Over the last year, oncologists have added new weapons to their arsenal against mantle cell lymphoma (MCL), an aggressive B-cell subtype of NHL that accounts for 6% of all cases of the disease.1

Currently, MCL is treated using combination chemotherapy or chemotherapy plus immunotherapy, followed by stem cell transplantation.  However, agents such as ibrutinib and lenalidomide have recently demonstrated an ability to improve progression-free survival (PFS) and overall survival (OS) by targeting B-cell receptor signaling.1

“We have gone from a 3-year survival rate to a median of 7 years for MCL,” said Thomas Witzig, MD, Professor of Medicine at the Mayo Clinic, Rochester, MN.  “Over the last year, we’ve added new drugs to the armamentarium and this has markedly improved survival rates.”

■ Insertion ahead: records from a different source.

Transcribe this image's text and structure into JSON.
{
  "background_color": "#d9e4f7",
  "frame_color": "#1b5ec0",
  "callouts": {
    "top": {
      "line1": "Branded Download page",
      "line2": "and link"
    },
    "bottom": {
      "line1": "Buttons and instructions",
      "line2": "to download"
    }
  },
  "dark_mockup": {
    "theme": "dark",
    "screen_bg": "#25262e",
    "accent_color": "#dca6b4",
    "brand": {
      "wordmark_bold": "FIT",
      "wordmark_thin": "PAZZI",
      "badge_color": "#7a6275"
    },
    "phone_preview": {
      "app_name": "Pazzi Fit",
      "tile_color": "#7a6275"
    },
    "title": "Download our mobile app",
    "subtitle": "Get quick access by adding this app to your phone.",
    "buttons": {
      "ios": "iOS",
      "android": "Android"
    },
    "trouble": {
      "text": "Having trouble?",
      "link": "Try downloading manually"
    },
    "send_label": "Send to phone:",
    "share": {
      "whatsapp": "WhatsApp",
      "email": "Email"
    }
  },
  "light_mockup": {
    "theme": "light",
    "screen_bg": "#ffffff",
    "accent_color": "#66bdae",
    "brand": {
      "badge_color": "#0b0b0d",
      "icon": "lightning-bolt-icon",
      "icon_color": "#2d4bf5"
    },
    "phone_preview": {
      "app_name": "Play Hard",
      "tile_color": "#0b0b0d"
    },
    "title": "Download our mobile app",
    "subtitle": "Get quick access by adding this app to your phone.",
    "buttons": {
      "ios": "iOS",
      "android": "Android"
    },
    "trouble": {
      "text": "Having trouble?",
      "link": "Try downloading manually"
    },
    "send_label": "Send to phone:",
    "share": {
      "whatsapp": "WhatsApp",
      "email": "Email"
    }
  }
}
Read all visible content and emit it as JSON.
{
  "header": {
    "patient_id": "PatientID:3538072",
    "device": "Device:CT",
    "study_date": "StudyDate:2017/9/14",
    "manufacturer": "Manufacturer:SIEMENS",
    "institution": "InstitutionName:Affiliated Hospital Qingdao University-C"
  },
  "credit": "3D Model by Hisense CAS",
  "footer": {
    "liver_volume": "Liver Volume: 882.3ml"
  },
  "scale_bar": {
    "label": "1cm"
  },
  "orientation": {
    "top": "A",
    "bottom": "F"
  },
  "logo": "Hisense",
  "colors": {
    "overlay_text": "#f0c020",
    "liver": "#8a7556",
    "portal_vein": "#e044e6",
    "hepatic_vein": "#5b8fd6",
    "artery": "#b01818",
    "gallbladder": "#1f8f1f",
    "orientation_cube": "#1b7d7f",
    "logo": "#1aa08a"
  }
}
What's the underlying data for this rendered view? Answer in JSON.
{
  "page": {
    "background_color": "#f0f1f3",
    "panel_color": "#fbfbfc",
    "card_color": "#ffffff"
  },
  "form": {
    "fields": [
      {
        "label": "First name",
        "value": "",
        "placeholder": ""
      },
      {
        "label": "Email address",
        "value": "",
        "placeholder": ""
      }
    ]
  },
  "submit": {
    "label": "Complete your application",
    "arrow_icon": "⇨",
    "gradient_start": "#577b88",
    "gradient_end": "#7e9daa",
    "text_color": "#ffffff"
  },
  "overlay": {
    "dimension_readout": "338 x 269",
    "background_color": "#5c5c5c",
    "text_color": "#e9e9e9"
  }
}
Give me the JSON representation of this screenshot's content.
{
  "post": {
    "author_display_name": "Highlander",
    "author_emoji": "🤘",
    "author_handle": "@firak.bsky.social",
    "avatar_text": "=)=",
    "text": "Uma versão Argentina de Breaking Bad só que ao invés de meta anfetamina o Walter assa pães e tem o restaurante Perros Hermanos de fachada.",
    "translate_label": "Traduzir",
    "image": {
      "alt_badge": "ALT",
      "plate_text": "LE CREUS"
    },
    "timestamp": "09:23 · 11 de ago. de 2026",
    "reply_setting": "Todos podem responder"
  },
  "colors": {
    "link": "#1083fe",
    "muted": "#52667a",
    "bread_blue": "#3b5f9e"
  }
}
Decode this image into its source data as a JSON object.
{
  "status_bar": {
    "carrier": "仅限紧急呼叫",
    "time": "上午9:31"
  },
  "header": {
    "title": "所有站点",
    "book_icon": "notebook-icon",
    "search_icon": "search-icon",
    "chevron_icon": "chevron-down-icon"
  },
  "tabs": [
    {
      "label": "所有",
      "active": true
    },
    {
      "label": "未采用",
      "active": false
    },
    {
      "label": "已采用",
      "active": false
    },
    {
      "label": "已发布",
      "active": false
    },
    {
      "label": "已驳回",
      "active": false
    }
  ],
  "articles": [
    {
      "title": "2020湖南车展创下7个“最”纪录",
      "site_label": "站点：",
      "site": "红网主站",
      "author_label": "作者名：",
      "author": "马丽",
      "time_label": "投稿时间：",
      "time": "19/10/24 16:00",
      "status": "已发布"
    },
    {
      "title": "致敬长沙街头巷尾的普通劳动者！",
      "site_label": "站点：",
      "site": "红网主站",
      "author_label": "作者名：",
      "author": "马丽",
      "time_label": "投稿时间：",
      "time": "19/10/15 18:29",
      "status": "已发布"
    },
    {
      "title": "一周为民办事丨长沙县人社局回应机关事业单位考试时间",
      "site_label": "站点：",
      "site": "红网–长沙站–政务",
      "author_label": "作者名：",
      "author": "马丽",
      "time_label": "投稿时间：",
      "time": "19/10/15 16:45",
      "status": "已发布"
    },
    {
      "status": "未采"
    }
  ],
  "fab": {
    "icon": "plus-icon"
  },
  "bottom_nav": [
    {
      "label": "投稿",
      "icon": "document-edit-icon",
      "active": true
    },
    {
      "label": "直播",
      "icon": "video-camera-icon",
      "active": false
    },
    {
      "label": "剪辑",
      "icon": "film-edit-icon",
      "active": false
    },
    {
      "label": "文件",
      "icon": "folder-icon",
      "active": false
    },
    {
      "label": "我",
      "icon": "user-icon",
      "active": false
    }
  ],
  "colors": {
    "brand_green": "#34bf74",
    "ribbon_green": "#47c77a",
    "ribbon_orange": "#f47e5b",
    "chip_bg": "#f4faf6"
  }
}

Evaluating the Effects of Bruton’s Tyrosine Kinase Inhibition

Response rates to initial combination chemotherapy regimens are often very good in patients with MCL; however, relapse is very common. A recent phase 2 study by researchers at Ohio State University found that durable single-agent efficacy in relapsed or refractory mantle-cell lymphoma and could produce an overall response rate of 68%.2 Ibrutinib inhibits Bruton’s tyrosine kinase (BTK), which is a B-cell receptor signalling mediator essential for normal B-cell development. Inhibiting BTK with ibrutinib causes cell death and decreases cellular migration and adhesion in malignant B-cells. 

“Ibrutinib is very promising,” said senior study author Kristie Blum, MD, an associate professor of medicine and the head of the Ohio State University Comprehensive Cancer Center, Columbus, OH.  “It is certainly exciting because it is well tolerated and has a high activity rate.”

In this study, Dr. Blum and her colleagues looked at 111 patients with relapsed or refractory MCL who received ibrutinib orally.  The trial was conducted at 18 sites and the patients had received one to five prior treatments, which could include bortezomib.  The researchers found that 21% of patients achieved a complete response and 47% achieved a partial response.  The estimated median response duration was 17.5 months and the estimated median PFS was 13.9 months.  The median OS was not reached, but the estimated OS rate was 58% at 18 months.

“A lot of people get really aggressive treatment.  It is possible [that ibrutinib] could be used earlier in the course of the disease,” Dr. Blum said in an interview with ChemotherapyAdvisor.com.

Lenalidomide for Relapsed/Refractory MCL

The immunomodulatory agent lenalidomide has been shown to have consistent activity and a tolerable safety profile in patients with relapsed/refractory MCL. Dr. Witzig and his team conducted a pooled analysis to examine the efficacy and safety of this agent in 206 patients with relapsed/refractory MCL.  The researchers found that the overall response rate (ORR) with lenalidomide was 32%, with a median time to response of 2.1 months.3

In this pooled analysis, the median age of the patients was 67 years (range, 33-84 years) and 91% of the patients had stage 3/4 disease; the mean daily dose of lenalidomide was 21 mg. Among the 206 patients, 51% had received four or more prior treatment regimens and 76% had been previously treated with bortezomib.  Overall, results showed that 10% of the patients achieved a complete response and the median duration of response was 16.6 months.

“About a third of patients respond and they usually respond pretty quickly—within 2 months of taking the drug,” Dr. Witzig told ChemotherapyAdvisor.com.  “It is usually pretty tolerable.  Some people get a little fatigued, but it is certainly designed to be taken long-term and it has a good safety profile.” 

Dr. Witzig added that lenalidomide’s mechanism of action is completely different from that of ibrutinib, and so the two agents may be able to be combined to produce even more benefits in some patients with MCL.